Research Areas - (1) Granular Aluminium Microwave Photon Detection

Full path: Physics > Quantum Sensing > Radio / RF Sensing > RF / Microwave Quantum Sensing > Granular Aluminium Microwave Photon Detection

Department(s)/lab(s): Department of Physics, 1st Institute of Physics | Pop Group - Superconducting Quantum Circuits (1. Physikalisches Institut) @ Stuttgart
Summary:

Pop's group builds superconducting quantum circuits from high-kinetic-inductance materials, above all granular aluminium, and uses them as detectors. The distinctive capability is single-microwave-photon detection and QND photon counting with superinductor-based devices -- an extremely low dark-count, quantum-limited receiver in the GHz band -- plus fluxonium-type qubits, quantum-limited and travelling-wave parametric amplification, and studies of quasiparticle and noise mechanisms that set coherence limits.
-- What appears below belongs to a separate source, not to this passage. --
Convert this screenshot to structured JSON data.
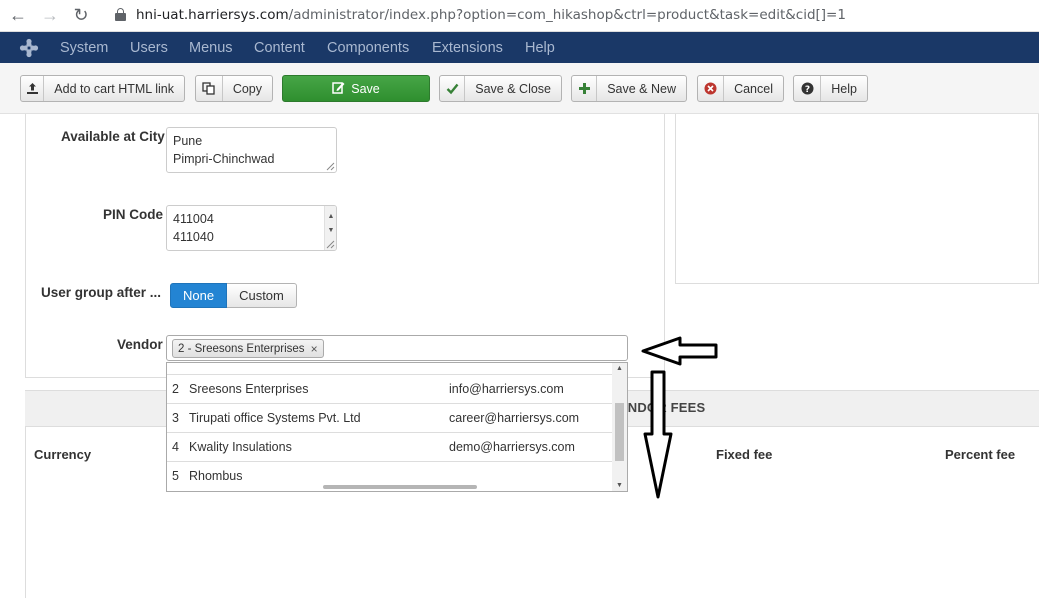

The direct sensing payoff is dark-matter search: a photon counter that beats the standard quantum limit lets a haloscope integrate far faster than an amplifier-based readout. Relative to the established NV-ensemble quantum-sensing playbook (DEER, nanoscale NMR, T1 relaxometry at pT/sqrt(Hz) ensemble sensitivity), this is the microwave/superconducting counterpart to an NV ensemble -- same objective (detect an absurdly weak field), different physical platform and roughly opposite temperature regime. A recent addition to Stuttgart's 1st Institute of Physics, so the lab is being built out now, which usually means unusual latitude for a postdoc.